成瀬の言葉に、それでは遠慮なく、と卓は早速ひと口で頬張る。

「んー、美味しい!あっという間にとろけましたよ。トロだけに」
「富樫、それだけはやめろ。せっかくの美味しさが台無しになる。大いなるマナー違反だ」

真剣に釘を刺す成瀬に、大将が真顔のまま話しかける。

「成瀬様、今夜はまた楽しいご友人をお連れですね」
「いえ。寒いギャグをすみません」
「とんでもない。喜んでいただけて何よりです」

そして大将は美怜に声をかけた。

「お口に合いますか?」
「はい、とても美味しいです。ネタはもちろんですが、シャリもお酢の酸味と甘みがちょうど良くて」
「ありがとうございます。辛さは大丈夫ですか?なみだ抜きで握りましょうか?」
「いいえ、大丈夫です。むらさきをもう少しいただけますか?」
「承知しました。お酒はいかがですか?」
「上司に運転してもらう身ですから、今夜はあがりでお願いします」
「かしこまりました」

小声でやり取りする二人の横で、卓は成瀬とひたすら舌鼓を打ちながら美味しい!と感激している。

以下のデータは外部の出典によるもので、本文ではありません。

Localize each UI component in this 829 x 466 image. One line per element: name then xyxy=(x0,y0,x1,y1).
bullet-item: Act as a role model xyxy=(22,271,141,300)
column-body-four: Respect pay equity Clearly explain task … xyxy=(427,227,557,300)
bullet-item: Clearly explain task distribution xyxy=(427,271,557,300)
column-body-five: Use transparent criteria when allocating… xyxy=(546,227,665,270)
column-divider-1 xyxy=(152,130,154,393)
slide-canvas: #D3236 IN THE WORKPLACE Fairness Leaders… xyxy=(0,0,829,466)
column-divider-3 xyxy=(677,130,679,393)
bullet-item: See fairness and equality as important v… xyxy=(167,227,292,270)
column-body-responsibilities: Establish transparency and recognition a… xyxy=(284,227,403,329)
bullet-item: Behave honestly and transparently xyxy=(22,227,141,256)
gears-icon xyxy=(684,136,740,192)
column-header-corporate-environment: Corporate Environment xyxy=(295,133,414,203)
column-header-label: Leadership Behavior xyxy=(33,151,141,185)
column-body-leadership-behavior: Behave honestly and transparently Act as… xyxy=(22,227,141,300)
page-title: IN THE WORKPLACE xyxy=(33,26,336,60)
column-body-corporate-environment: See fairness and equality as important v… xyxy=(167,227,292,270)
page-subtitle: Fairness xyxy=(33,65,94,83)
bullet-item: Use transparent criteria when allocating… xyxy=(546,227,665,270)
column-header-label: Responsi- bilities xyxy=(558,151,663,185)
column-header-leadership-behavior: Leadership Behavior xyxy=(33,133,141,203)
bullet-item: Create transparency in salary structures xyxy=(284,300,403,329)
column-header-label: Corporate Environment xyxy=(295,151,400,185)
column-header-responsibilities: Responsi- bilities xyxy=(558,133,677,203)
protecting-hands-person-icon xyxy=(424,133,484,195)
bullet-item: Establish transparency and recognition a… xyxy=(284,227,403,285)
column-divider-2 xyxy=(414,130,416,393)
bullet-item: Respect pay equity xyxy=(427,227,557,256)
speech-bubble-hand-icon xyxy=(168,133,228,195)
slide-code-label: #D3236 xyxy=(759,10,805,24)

大将は美怜の前にお茶を置くと、またもや小声で話しかける。

「お客様、とても所作が上品ですね」
「え?いえ、そんな」
「ここには名家のご婦人も多くいらっしゃいますが、これほど綺麗な召し上がり方をされるお客様は初めてです」
「とんでもない。祖母が昔ながらのしつけに厳しい人で、それが染みついてしまっただけなんです。ひとり暮らしの部屋では、それはもうだらしない食べ方をしています」
「そうなんですか?想像つきませんが」
「とてもお見せできるものではありません。今は猫をかぶって、どころか、狐に化けて、澄ました顔でいただいております」

あはは!と大将は楽しそうに笑う。

美怜も大将との会話を楽しみながら、美味しいお寿司を堪能した。